Unified Backend API Refactoring

seancribbs edited this page May 12, 2011 · 1 revision

Overview / Rationale

riak-client was started before the binary Protocol Buffers (“protobuffs” or “PBC”) interface to Riak was available. Hence, all client operations at higher levels of abstraction (Bucket, RObject, MapReduce, etc) invoke HTTP-related methods directly on the client backend. There are also some incidental aspects of the library that use HTTP semantics.

In order to support both client APIs transparently, the means for accessing client API features needs to be pushed more into the backends, and any HTTP-specific semantics should be factored out.

Note: This refactoring was completed in version 0.9.0.

Unified Backend API

Each backend will need support the following methods (default values shown):

ping()
fetch_object(bucket, key, r=nil)
store_object(robject, returnbody=false, w=nil, dw=nil)
delete_object(bucket, key, rw=nil)
get_bucket_props(name)
set_bucket_props(name, props={})
list_keys(bucket, &block)
list_buckets()
mapred(mr, &block)

The HTTP backends will also support these methods:

link_walk(robject, *walk_specs)
stats()

The PBC backend(s) will also support these methods:

get_client_id()
set_client_id(id)
server_info()

Challenges & TODOs

Inconsistent Client APIs

PBC and HTTP have some mutually-exclusive capabilities.

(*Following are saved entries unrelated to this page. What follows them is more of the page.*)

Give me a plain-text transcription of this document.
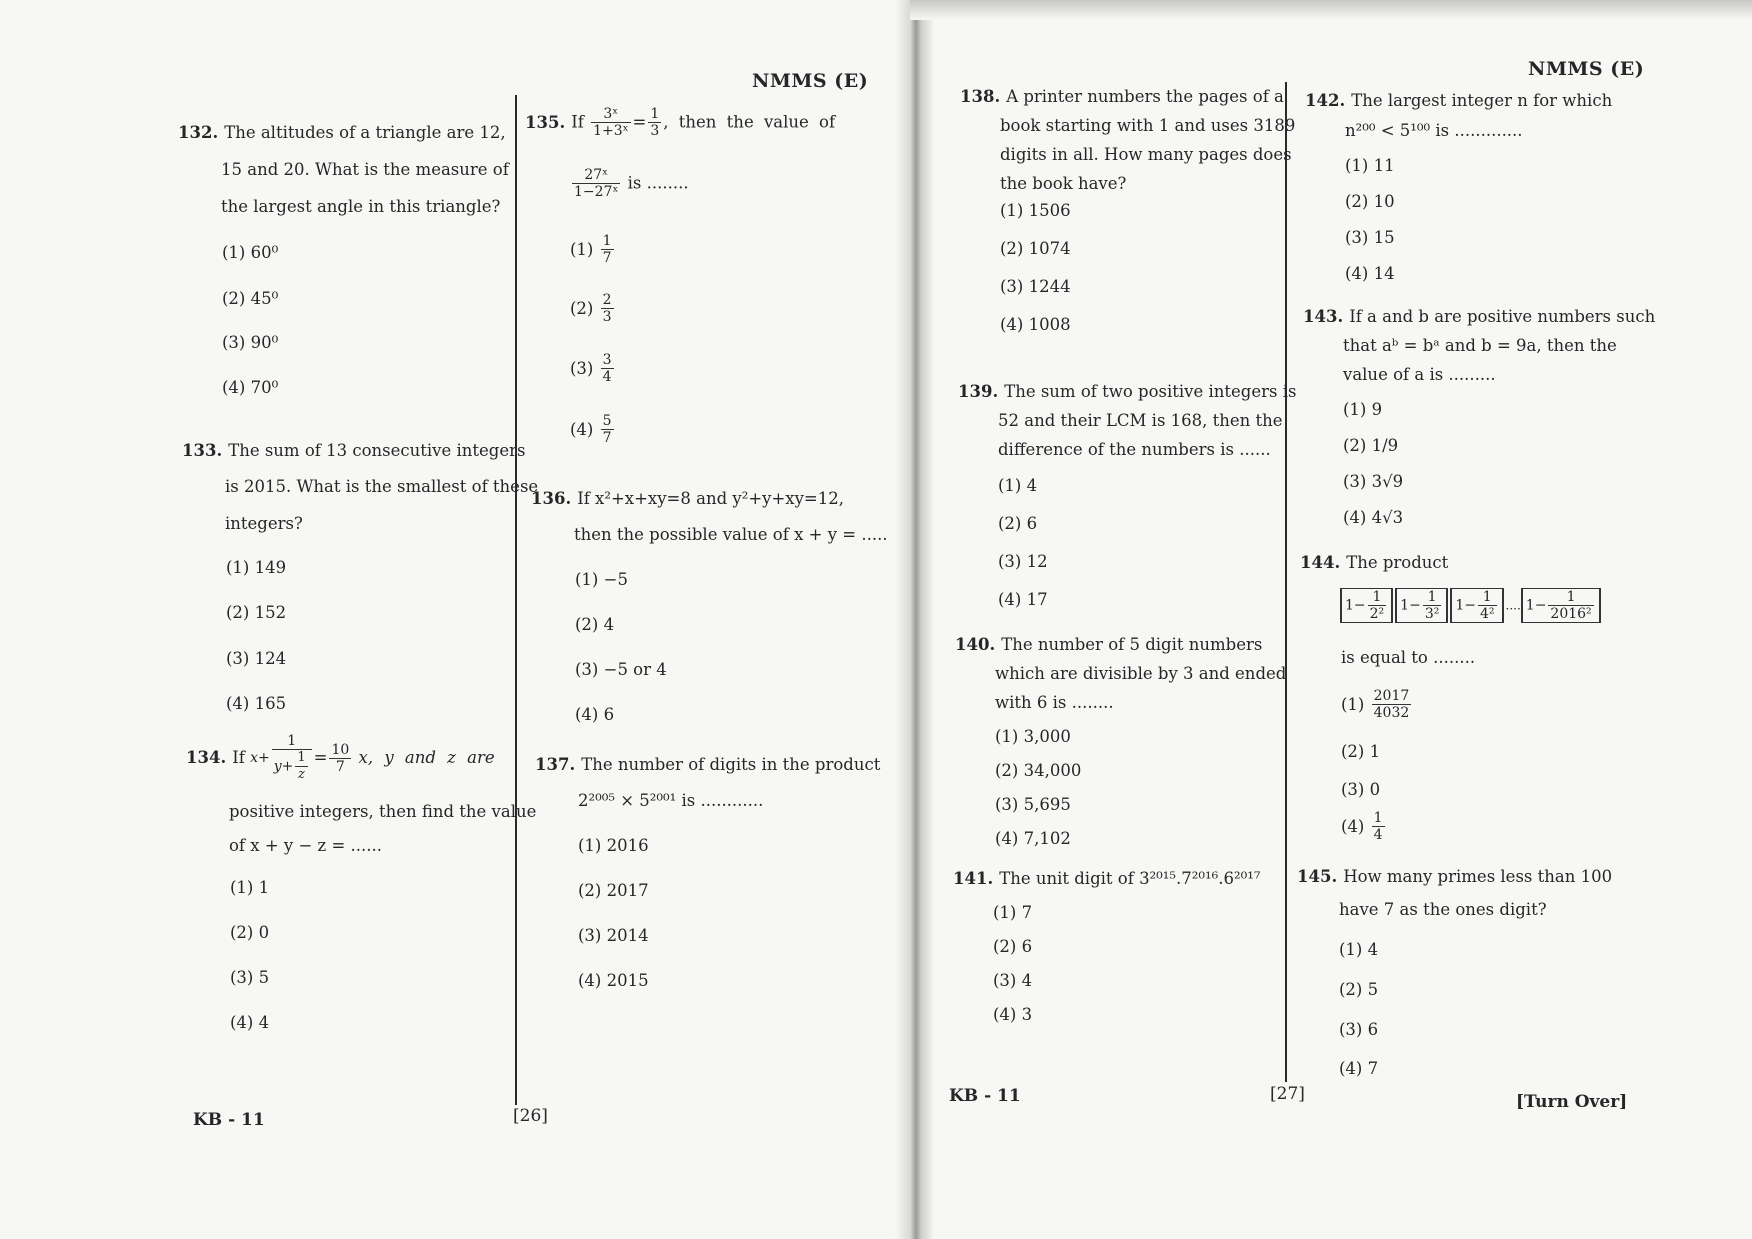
NMMS (E)
132. The altitudes of a triangle are 12,
15 and 20. What is the measure of
the largest angle in this triangle?
(1) 60⁰
(2) 45⁰
(3) 90⁰
(4) 70⁰
133. The sum of 13 consecutive integers
is 2015. What is the smallest of these
integers?
(1) 149
(2) 152
(3) 124
(4) 165
134. If $x+ \frac{1}{y+ \frac{1}{z}} = \frac{10}{7} x$, y and z are
positive integers, then find the value
of x + y − z = ......
(1) 1
(2) 0
(3) 5
(4) 4
135. If $\frac{\text{3ˣ}}{\text{1+3ˣ}} = \frac{1}{3}$ , then the value of
$\frac{\text{27ˣ}}{\text{1−27ˣ}}$ is ........
$(1) \frac{1}{7}$
$(2) \frac{2}{3}$
$(3) \frac{3}{4}$
$(4) \frac{5}{7}$
136. If x²+x+xy=8 and y²+y+xy=12,
then the possible value of x + y = .....
(1) −5
(2) 4
(3) −5 or 4
(4) 6
137. The number of digits in the product
2²⁰⁰⁵ × 5²⁰⁰¹ is ............
(1) 2016
(2) 2017
(3) 2014
(4) 2015
KB - 11	[26]
NMMS (E)
138. A printer numbers the pages of a
book starting with 1 and uses 3189
digits in all. How many pages does
the book have?
(1) 1506
(2) 1074
(3) 1244
(4) 1008
139. The sum of two positive integers is
52 and their LCM is 168, then the
difference of the numbers is ......
(1) 4
(2) 6
(3) 12
(4) 17
140. The number of 5 digit numbers
which are divisible by 3 and ended
with 6 is ........
(1) 3,000
(2) 34,000
(3) 5,695
(4) 7,102
141. The unit digit of 3²⁰¹⁵.7²⁰¹⁶.6²⁰¹⁷
(1) 7
(2) 6
(3) 4
(4) 3
142. The largest integer n for which
n²⁰⁰ < 5¹⁰⁰ is .............
(1) 11
(2) 10
(3) 15
(4) 14
143. If a and b are positive numbers such
that aᵇ = bᵃ and b = 9a, then the
value of a is .........
(1) 9
(2) 1/9
(3) 3√9
(4) 4√3
144. The product
$1- \frac{1}{\text{2²}} 1- \frac{1}{\text{3²}} 1- \frac{1}{\text{4²}}$ .... $1- \frac{1}{\text{2016²}}$
is equal to ........
$(1) \frac{2017}{4032}$
(2) 1
(3) 0
$(4) \frac{1}{4}$
145. How many primes less than 100
have 7 as the ones digit?
(1) 4
(2) 5
(3) 6
(4) 7
KB - 11	[27]	[Turn Over]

For API-specific calls, we might want to call that backend explicitly, while fielding generic calls to the “auto-selected” backend. Specific sub-challenges:

Link-walking

This is actually a MapReduce job under the covers, we could construct a series of jobs that emulates it, but then the round-trip to Ruby might be expensive.

Bucket properties

PBC only supports two bucket properties, n_val and allow_mult, while HTTP dynamically handles any properties using JSON format.

Streaming MapReduce

HTTP streaming MapReduce is done with multipart/mixed format. A streaming parser will have to be written.

Two connections?

Should we disable/throw exceptions on features that aren’t implemented by the preferred backend? Not all client applications will want to allow both APIs.

PBC connection management

HTTP connection management is handled by a higher-level client library, currently either Net::HTTP or curb. PBC is bare sockets and will need a pool for thread-safe or event-looped applications.

PBC Native APIs

PBC uses Google’s protobuf library for the heavy lifting of (de-)serialization. The implementation is mostly done for MRI 1.8/1.9, and will be simple for JRuby. Rubinius support might require FFI, which is another beast entirely. Automatic selection of the appropriate Native API and building it on installation is still up in the air.

Error conditions

HTTP and PBC report errors (and expected responses) very differently. The FailedRequest class needs to be refactored such that existing code will be minimally affected, probably through subclassing.

Base64 encoding

HTTP encodes the client ID and vclock with Base64, PBC uses a plain byte array.